Le premier, depuis cette fonction particulière de directeur éditorial, est de tenter d'être chaque jour au rendez-vous du projet éditorial de Mediapart tel qu'il fut défini par les fondateurs il y a maintenant plus de dix ans: un journalisme de qualité ; le souci permanent du lecteur ; une hiérarchie forte de l'information ; de l'originalité ; de l'enquête ; du débat d'idées ; et des positions éditoriales qui doivent impérativement bousculer le conformisme ronronnant qui étouffe la presse française et en fait l'une des plus médiocres d'Europe. Être chaque jour au rendez-vous de cette ambition n'est pas une chose aisée et demande une énergie certaine...

Notre deuxième devoir est de s'adapter aux nouveaux usages et nouveaux questionnements de nos lecteurs. Mediapart doit se renouveler, tout simplement parce que la France et le monde de 2018 n'ont plus grand-chose à voir avec ce qu'ils étaient il y a dix ans. Collectivement, nous avons élaboré ces derniers mois un enrichissement de notre projet éditorial. Cela sera progressivement mis en place cette année. Être plus présent sur certains champs d'information (santé, alimentation, agro-business, développement durable, initiatives citoyennes), et l'être par l'enquête ; développer nos émissions vidéo et diversifier les thèmes de ces émissions ; se réorganiser pour mieux raconter cette « France de Monsieur Macron » d'un point de vue politique mais aussi social.

Notre troisième obligation est de se défaire de toute « pensée automatique ». C'est ce qui guette tout journal et tout collectif au bout de dix années de travail.
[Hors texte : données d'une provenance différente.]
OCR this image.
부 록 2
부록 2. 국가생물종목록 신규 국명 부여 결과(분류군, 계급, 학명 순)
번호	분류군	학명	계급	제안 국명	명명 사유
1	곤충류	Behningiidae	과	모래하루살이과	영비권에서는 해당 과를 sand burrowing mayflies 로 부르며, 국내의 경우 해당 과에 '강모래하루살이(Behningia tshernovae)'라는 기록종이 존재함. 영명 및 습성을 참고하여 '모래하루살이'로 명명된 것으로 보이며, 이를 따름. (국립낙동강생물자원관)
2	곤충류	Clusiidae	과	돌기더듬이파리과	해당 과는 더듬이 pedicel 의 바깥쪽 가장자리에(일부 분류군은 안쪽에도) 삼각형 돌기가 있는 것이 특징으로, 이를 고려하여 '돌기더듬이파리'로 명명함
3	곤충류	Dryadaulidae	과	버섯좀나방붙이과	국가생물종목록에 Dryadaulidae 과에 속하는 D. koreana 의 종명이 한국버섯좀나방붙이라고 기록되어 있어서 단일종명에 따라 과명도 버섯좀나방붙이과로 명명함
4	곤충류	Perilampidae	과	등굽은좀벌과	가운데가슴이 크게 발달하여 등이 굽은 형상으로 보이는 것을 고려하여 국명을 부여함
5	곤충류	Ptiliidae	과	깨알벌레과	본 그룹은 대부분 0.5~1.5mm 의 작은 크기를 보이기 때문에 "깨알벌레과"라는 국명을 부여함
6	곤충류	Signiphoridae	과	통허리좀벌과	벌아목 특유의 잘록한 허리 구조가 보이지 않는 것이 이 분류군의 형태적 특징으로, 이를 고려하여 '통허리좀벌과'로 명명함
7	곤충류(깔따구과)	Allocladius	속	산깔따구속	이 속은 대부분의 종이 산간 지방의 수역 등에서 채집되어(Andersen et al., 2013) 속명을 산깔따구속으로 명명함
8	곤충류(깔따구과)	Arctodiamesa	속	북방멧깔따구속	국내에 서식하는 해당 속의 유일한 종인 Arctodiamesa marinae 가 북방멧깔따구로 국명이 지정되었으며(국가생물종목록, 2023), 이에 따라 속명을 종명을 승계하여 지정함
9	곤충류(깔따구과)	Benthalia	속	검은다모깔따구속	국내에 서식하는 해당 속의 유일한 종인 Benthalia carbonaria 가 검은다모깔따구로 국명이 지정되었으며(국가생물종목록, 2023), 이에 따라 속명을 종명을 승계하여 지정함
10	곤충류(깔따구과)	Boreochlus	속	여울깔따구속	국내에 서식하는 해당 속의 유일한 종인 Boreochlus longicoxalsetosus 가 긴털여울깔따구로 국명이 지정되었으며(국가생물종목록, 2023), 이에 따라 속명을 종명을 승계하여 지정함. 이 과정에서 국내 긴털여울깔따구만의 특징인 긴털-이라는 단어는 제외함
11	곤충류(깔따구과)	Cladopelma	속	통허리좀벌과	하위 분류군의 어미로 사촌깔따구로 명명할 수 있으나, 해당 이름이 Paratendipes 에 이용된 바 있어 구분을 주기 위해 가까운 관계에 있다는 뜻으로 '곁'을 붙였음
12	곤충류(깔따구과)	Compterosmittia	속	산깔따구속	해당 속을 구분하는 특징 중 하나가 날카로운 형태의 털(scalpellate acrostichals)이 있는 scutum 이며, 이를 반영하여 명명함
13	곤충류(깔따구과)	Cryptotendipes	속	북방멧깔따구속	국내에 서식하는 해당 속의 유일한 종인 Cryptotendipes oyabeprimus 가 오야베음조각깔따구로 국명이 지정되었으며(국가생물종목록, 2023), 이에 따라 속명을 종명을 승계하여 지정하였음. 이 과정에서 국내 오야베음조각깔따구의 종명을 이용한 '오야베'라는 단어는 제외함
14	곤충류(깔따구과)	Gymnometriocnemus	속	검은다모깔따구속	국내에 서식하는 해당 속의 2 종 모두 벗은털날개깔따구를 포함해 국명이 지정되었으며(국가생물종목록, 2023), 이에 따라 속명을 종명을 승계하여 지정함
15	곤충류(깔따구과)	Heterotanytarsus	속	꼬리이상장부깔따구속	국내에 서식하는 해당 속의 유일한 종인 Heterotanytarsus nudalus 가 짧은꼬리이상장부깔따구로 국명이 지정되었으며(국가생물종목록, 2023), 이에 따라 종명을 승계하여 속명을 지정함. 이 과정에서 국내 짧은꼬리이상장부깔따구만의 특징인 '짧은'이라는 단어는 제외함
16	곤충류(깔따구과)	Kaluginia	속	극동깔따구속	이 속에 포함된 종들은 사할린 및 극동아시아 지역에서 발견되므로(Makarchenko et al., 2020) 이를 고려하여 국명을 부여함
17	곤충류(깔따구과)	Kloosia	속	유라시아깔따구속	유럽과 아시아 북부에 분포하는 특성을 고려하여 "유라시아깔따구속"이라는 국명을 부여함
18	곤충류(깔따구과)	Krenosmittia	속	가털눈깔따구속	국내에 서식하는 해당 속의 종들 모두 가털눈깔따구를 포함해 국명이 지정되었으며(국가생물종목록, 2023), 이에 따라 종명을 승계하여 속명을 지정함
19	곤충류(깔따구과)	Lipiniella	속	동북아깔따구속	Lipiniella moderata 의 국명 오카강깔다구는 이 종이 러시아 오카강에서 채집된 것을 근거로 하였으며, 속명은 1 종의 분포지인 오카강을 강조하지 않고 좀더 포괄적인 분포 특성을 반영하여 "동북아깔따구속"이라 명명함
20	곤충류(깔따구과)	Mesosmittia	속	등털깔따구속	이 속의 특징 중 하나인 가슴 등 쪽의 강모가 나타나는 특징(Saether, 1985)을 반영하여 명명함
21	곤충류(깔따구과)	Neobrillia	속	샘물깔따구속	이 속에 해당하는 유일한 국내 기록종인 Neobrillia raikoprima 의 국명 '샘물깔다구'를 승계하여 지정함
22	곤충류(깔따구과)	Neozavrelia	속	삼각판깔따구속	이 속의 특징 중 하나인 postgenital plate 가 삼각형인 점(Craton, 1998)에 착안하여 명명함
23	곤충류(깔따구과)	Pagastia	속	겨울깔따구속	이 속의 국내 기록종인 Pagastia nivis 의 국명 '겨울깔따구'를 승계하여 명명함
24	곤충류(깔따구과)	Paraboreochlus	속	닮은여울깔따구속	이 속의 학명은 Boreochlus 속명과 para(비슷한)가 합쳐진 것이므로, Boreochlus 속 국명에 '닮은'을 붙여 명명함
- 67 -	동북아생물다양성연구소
La routine, la réaction-réflexe, une capacité d'indignation et une curiosité progressivement émoussées, le pilotage automatique, voire l'endormissement, des choix radicaux oubliés. Bref, cet affreux conformisme qui partout s'infiltre et nous fait souvent désespérer de certains de nos collègues (pensons donc à ces bataillons d’« éditorialistes » qui tournent en boucle sur les radios et chaînes télé…).

Bien heureusement, nous n'en sommes pas là. Mais la rédaction de Mediapart ne peut se prétendre a priori immunisée face à de tels risques. Et c'est bien pour cette raison qu'il est temps de balayer les fausses évidences, de secouer notre organisation interne, de renouveler nos manières de travailler, de sortir de nos rails. Mediapart est certes l'un des plus grands succès éditoriaux de ces vingt dernières années : cela ne nous met nullement à l'abri d'une banalisation mortifère.

Changer pour ne pas prendre le risque de s'encroûter. Nous l'avons fait ces derniers mois avec une dizaine de journalistes de l'équipe qui ont choisi de changer de secteurs et de spécialités. Nous l'avons fait en accueillant de nouveaux confrères, de nouveaux collaborateurs à l'étranger, de nouveaux chroniqueurs. La rédaction de Mediapart, c'est aujourd'hui 42 journalistes en CDI. C'est aussi une vingtaine de collaborateurs réguliers, correspondants à l'étranger et chroniqueurs. Nous l'avons fait en mettant en chantier plusieurs projets d'ampleur qui pourraient voir le jour dans les mois et les années qui viennent. Nous allons le faire en revoyant les manières de travailler de la rédaction avec les autres métiers du journal.

La suite logique et bienvenue de tout ce travail effectué ces derniers mois, et dont nos abonnés vont progressivement découvrir les nouvelles propositions éditoriales qui en découleront, c'est le changement de la direction éditoriale de Mediapart. On ne peut sérieusement prétendre exercer correctement cette fonction plus de dix ans. Sauf à démultiplier les risques évoqués plus haut. Nous avons à Mediapart cette chance rare d'avoir toujours su gérer sans crise majeure les inévitables tensions et désaccords qui naissent au sein d'un collectif de 42 journalistes. Nous avons toujours tenu à distance les luttes de pouvoir qui ont pu ravager certaines rédactions. C'est un atout sérieux pour réussir le nouveau cycle qui s'ouvre.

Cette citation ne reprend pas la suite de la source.